The program will be held from 9 a.m. to 3 p.m. in the Marshall Center Ball Room at the University of South Florida’s Tampa campus.  Keynote addresses will be delivered by John Adams, president of Enterprise Florida, and Eric Farnsworth, vice president for the Council of the Americas in Washington, D.C.  Panelists representing USF, the University of Florida, Florida International University, the Caribbean American Chamber of Commerce of Tampa Bay and Enterprise Florida will discuss the future of trade and investment with a focus on the energy sector and the state of trade relations.


Enterprise Florida reports that Florida Origin Exports to Latin America and the Caribbean accounted for $23.8 billion in 2007 – more than 53 percent of the goods and services manufactured in Florida for overseas export.  Brazil is Florida’s largest international trading partner in a region that has posted six straight years of economic gains and is projected to grow still in 2009, but at a much slower pace.  The United Nation’s Economic Commission for Latin America and the Caribbean recently reported that declining exports from the region are expected to cause unemployment rates to increase in 2009, and the financial landscape is made even more uncertain by the global economic slowdown, which is affecting Latin American and Caribbean tourism, foreign direct investment and remittances.
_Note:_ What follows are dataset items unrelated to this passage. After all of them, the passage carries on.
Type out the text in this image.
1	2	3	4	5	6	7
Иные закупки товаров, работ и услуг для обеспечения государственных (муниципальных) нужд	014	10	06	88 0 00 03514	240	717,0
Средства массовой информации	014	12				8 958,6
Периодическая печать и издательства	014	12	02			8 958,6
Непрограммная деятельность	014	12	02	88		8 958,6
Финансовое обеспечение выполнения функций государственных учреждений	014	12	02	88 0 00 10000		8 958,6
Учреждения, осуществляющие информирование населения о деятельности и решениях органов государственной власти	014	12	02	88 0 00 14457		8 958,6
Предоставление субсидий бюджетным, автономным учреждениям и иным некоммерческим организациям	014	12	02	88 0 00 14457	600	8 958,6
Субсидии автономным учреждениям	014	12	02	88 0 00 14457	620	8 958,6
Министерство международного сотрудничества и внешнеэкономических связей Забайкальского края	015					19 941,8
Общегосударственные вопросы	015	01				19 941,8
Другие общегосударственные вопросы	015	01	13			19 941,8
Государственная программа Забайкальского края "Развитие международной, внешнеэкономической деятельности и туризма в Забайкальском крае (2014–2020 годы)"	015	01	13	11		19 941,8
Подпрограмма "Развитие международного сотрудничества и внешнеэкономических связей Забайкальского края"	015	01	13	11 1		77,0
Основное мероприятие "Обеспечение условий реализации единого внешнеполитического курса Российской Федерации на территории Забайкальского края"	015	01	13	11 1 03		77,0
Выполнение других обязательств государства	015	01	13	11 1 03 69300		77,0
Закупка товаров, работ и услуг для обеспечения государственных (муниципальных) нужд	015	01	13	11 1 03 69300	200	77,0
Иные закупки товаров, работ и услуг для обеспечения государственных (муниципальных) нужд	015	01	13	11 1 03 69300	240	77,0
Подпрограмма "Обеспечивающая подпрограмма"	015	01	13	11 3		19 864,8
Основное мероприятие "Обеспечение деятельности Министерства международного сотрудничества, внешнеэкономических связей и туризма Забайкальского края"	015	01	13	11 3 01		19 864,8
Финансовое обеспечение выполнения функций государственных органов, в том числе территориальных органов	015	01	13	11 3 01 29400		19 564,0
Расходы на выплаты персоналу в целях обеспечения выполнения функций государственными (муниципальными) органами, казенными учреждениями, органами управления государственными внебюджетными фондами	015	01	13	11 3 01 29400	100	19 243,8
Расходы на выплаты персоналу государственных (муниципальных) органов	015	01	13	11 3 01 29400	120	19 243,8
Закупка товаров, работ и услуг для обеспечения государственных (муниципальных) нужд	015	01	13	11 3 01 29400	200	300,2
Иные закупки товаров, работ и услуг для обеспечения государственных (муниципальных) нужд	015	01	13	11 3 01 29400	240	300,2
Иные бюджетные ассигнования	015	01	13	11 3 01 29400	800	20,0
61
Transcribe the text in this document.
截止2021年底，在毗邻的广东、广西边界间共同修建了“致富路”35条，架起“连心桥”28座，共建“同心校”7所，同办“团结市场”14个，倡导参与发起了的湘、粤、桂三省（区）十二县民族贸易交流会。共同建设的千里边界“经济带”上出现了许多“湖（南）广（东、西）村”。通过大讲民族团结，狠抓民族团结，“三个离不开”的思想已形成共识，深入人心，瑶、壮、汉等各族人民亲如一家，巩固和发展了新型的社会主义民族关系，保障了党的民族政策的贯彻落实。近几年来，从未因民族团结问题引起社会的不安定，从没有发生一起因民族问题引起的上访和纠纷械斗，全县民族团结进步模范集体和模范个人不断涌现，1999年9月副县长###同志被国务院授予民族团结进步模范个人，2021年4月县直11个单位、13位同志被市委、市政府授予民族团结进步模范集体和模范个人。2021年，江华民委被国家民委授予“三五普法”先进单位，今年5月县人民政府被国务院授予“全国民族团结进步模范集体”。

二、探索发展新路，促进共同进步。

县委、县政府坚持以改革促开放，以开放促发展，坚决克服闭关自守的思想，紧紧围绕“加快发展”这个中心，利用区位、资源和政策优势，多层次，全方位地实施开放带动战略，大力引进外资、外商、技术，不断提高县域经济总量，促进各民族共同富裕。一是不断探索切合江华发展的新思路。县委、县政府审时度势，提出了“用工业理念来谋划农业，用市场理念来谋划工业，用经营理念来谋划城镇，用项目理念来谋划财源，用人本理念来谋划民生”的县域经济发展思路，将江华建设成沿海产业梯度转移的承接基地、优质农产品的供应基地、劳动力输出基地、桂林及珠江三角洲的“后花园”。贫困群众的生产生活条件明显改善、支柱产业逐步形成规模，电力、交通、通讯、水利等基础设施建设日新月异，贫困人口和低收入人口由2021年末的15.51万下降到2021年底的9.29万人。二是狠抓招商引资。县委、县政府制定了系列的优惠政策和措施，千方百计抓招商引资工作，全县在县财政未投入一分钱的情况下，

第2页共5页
The University of South Florida is one of the nation's top 63 public research universities and one of 39 community-engaged four-year public universities as designated by the Carnegie Foundation for the Advancement of Teaching.  USF was awarded more than $360 million in research contracts and grants in FY 2007/2008. The university offers 219 degree programs at the undergraduate, graduate, specialist and doctoral levels, including the doctor of medicine. The university has a $1.8 billion annual budget, an annual economic impact of $3.2 billion, and serves more than 46,000 students on campuses in Tampa, St. Petersburg, Sarasota-Manatee and Lakeland. USF is a member of the Big East Athletic Conference.